I took this picture a few weekends ago and although it seems strange it made me think of perspective. Some may look at the picture and think, WOW! Look at those tiny ants all working together. While another may think, How horrible that while one is injured others take advantage. How vastly different those perspectives are.
This week while helping my daughter memorize her verse for Sunday School, Romans 12:18, If it be possible, as much as lieth in you, live peaceably with all men.
I promise, I think I can get all these thoughts to tie together, bare with me.
I have had a job since I was 15 years old. In all my years working, I have NEVER had a work year as horrible as last year.
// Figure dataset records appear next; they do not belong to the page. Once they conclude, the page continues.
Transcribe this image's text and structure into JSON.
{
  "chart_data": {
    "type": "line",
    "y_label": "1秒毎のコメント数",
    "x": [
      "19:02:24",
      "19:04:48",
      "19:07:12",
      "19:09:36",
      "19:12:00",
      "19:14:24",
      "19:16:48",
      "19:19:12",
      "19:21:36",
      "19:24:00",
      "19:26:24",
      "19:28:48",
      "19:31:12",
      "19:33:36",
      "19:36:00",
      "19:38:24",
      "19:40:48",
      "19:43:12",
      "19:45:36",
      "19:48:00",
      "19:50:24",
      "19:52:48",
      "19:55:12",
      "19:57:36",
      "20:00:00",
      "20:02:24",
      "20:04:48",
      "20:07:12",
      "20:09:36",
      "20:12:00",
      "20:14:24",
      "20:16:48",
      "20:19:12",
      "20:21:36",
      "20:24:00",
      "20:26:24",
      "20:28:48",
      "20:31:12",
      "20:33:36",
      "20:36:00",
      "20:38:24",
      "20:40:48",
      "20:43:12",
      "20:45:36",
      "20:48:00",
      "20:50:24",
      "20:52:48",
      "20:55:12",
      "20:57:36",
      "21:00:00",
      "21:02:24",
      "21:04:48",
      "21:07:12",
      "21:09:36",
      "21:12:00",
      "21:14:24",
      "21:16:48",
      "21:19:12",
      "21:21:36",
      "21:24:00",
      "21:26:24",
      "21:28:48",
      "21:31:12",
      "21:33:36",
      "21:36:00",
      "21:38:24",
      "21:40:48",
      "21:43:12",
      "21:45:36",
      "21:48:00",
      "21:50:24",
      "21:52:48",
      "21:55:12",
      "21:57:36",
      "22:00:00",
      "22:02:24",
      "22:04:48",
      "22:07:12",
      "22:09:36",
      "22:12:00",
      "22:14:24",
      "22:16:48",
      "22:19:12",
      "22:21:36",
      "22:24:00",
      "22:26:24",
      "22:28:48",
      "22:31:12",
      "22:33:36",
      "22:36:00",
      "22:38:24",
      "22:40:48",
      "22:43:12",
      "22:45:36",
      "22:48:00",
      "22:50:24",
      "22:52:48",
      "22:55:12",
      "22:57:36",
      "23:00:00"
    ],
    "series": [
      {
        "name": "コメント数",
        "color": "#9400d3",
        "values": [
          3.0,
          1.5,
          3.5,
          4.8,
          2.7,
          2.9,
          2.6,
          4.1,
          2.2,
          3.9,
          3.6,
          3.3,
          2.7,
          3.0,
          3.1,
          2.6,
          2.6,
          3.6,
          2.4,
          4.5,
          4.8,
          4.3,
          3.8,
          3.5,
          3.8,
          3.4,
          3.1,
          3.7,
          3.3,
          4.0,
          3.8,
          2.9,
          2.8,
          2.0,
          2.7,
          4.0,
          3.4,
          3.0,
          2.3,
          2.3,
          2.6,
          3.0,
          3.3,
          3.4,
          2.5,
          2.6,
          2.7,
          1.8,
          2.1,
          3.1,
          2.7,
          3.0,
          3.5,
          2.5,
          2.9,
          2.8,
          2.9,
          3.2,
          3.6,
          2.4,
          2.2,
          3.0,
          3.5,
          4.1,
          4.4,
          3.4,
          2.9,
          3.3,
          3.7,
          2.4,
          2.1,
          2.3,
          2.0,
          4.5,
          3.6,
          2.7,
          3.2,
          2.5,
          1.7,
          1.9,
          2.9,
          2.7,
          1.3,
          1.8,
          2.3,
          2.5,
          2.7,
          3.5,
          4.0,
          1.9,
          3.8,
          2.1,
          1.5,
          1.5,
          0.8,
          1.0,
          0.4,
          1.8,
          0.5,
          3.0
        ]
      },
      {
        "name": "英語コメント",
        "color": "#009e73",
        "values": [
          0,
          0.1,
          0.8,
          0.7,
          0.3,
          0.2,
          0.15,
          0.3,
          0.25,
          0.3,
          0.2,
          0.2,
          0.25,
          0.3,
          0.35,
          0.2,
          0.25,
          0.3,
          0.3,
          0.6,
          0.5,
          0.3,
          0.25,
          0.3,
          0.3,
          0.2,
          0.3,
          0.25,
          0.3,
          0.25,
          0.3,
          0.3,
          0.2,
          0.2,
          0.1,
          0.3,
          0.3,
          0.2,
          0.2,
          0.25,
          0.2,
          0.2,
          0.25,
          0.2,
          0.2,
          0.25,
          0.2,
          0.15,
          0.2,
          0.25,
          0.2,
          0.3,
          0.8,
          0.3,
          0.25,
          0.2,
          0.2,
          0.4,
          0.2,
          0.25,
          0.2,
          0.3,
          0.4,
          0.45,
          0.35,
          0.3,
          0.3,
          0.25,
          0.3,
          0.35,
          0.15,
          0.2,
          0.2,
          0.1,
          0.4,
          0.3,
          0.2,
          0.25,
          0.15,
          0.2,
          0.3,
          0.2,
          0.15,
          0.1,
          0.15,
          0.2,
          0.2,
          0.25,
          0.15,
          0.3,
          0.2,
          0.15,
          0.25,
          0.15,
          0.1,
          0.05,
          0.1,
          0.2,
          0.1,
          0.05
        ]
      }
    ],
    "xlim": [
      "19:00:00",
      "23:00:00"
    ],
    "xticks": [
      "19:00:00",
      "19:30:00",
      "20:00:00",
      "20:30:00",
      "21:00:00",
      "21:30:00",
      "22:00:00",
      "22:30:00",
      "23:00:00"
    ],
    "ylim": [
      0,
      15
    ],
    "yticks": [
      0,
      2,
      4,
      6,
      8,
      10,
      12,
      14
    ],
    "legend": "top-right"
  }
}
There were lots of things that contributed to it be so bad. And although I shared some of those things with those who I considered to be friends at work, I told no one everything that was taking place due to not being able to wrap my head around some of the things that were happening. Yes, I am mature enough to realize that no matter what was going on I am still responsible for my actions. Unfortunately I did allow it to alter some of my behaviors and I made some wrong choices with my friends. With the beginning of summer and putting some distance I saw the mistakes I made and apologized to what I considered to be 4 very, dear friends. I apologized for the things I knew I had done wrong and for anything that I was unaware that I had done. I asked for their forgiveness and said if they wanted to talk they knew where to find me. I thanked them for the friendship they had give and wished them and their families all the best. From 3 of the 4 I get absolute silence and these are people that I was friends with for 11 years, 6 years and 5 years. From the 4 I get the occasional message usually after I have contacted them and attempt to be friendly but in a much different manner than we ever had. I am smart enough to know that their perspective of the situation maybe different (see I told you the crazy thoughts would all tie in).
The bottom line for me I guess is this question, “Do I continue to try and work on the friendships by sending text like: Hope things are going well. Thinking of you. Happy Holidays, etc.? Or do I let go, be thankful for the time we had and move on? And if I move on and am later contacted do I rekindle the friendship or just be cordial and continue about living. What are your thoughts/advice?